Cambridgeshire

Cambridge football statue plans resurrected

Mock-up of proposed Subbuteo referee sculpture
The proposed sculpture was designed to celebrate the city's role in creating the original rules of football

Plans to build a sculpture to celebrate Cambridge's contribution to the rules of football have been resurrected after previously being shown the red card.

Four artists have been chosen to submit designs to the city council by 15 August, with a panel then commissioning one to be created on Parker's Piece.

An idea to create a Subbuteo-style referee was rejected before the public consultation stage last year.

City councillor Robert Dryden said the statue could be a tourist attraction.

'Defining influence'

It has been claimed that the original rules of football were developed by students playing on Parker's Piece in 1848.

A plaque at the city centre park already celebrates how the "Cambridge Rules" became the "defining influence on the 1863 Football Association rules".

The Football Association however, says that although "elements" of the Cambridge Rules were in its own version, there were "a number of differences".

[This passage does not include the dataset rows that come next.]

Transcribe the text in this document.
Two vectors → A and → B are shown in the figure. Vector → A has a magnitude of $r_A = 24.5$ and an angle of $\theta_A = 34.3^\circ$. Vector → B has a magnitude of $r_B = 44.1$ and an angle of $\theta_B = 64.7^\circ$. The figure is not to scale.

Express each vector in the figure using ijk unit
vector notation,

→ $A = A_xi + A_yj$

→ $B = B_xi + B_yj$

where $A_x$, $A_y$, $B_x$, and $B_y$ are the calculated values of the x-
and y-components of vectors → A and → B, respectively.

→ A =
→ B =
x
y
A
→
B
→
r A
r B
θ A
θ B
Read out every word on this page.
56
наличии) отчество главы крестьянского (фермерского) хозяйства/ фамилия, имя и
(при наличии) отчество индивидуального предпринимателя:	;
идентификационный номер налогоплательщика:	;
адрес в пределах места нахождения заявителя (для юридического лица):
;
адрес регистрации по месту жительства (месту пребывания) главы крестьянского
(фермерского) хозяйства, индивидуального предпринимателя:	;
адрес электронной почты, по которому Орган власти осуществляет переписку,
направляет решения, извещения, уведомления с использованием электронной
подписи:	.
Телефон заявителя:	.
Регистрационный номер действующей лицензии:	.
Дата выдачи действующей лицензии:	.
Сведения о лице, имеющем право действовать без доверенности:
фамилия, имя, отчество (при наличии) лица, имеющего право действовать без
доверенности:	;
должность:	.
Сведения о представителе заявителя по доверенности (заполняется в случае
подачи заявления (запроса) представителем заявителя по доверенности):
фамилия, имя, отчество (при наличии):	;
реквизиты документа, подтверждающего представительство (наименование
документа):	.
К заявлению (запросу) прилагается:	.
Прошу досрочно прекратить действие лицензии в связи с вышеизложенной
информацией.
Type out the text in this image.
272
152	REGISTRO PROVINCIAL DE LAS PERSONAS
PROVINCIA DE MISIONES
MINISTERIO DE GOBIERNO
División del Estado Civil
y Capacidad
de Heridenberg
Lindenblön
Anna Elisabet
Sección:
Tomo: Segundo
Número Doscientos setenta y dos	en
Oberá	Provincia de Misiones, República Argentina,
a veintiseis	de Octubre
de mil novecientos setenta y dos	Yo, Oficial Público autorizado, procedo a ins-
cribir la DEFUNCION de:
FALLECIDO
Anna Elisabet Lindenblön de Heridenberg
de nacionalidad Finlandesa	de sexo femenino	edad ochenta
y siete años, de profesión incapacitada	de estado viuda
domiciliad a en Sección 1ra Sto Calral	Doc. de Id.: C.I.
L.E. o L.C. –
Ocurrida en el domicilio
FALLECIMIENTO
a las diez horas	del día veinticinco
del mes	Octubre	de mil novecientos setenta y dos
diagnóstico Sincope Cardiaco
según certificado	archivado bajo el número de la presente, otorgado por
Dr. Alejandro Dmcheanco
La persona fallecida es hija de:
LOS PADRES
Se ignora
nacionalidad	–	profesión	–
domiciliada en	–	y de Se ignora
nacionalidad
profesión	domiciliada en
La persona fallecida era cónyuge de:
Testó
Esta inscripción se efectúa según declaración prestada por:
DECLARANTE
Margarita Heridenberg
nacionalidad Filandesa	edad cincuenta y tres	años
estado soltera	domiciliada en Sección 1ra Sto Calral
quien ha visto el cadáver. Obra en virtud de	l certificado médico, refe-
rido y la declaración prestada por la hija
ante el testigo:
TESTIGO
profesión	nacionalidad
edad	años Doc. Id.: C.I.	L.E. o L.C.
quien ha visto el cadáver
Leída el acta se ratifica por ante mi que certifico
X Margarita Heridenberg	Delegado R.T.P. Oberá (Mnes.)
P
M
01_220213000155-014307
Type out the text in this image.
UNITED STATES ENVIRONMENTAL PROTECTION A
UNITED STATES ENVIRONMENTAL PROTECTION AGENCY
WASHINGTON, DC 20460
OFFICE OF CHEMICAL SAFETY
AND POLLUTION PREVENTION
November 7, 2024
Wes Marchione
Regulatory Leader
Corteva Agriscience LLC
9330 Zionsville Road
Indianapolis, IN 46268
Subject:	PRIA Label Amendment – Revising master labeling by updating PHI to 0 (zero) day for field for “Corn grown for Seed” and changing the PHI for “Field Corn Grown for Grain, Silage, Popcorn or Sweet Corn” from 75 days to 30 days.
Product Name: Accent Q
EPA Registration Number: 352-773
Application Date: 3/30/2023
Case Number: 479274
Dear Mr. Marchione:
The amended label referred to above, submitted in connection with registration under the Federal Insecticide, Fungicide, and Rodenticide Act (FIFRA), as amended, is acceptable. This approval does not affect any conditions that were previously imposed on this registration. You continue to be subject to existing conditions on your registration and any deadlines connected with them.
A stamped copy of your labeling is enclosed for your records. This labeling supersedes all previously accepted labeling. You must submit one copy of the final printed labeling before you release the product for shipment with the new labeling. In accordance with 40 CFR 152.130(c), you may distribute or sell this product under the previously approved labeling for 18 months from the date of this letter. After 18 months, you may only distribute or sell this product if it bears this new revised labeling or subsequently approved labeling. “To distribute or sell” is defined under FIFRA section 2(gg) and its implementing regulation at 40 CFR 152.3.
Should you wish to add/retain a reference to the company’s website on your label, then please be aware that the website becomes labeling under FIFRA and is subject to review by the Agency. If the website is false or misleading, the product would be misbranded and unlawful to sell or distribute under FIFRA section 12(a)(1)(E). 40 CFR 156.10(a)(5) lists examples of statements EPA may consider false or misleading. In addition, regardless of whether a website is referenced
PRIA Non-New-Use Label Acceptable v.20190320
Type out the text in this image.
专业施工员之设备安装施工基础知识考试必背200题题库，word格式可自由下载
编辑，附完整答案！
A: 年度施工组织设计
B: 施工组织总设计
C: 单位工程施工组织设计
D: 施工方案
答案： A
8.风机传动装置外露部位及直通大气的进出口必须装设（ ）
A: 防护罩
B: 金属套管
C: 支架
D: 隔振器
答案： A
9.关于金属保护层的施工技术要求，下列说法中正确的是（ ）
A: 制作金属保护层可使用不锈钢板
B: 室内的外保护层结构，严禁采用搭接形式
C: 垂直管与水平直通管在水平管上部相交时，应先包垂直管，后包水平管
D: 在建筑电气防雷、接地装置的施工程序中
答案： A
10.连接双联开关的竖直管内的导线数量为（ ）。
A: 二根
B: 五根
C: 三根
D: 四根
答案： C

Cambridge University player in action during the Town and Gown match between Cambridge University and Zion Eagles F at Parker's Piece, Cambridge
Cambridge has celebrated its influence on football at a number of events over the years

Negative feedback and "commercial issues" relating to the maker of Subbuteo, Hasbro, resulted in the referee statue plan being dropped by the city council.

But Labour councillor, Mr Dryden, who had campaigned for a statue to be built to celebrate the FA's 150th birthday, said the authority was still keen for something to be created.

"I'm very pleased that it's been resurrected, but it would have to be something that the majority of people in Cambridge would like," he said.

"Cambridge has millions of tourists and I believe it could become another tourist attraction."

The artists and sculptors that have been approached are Kenny Hunter, Neville Gabie, Nayan Kulkarni and Mark Titchner.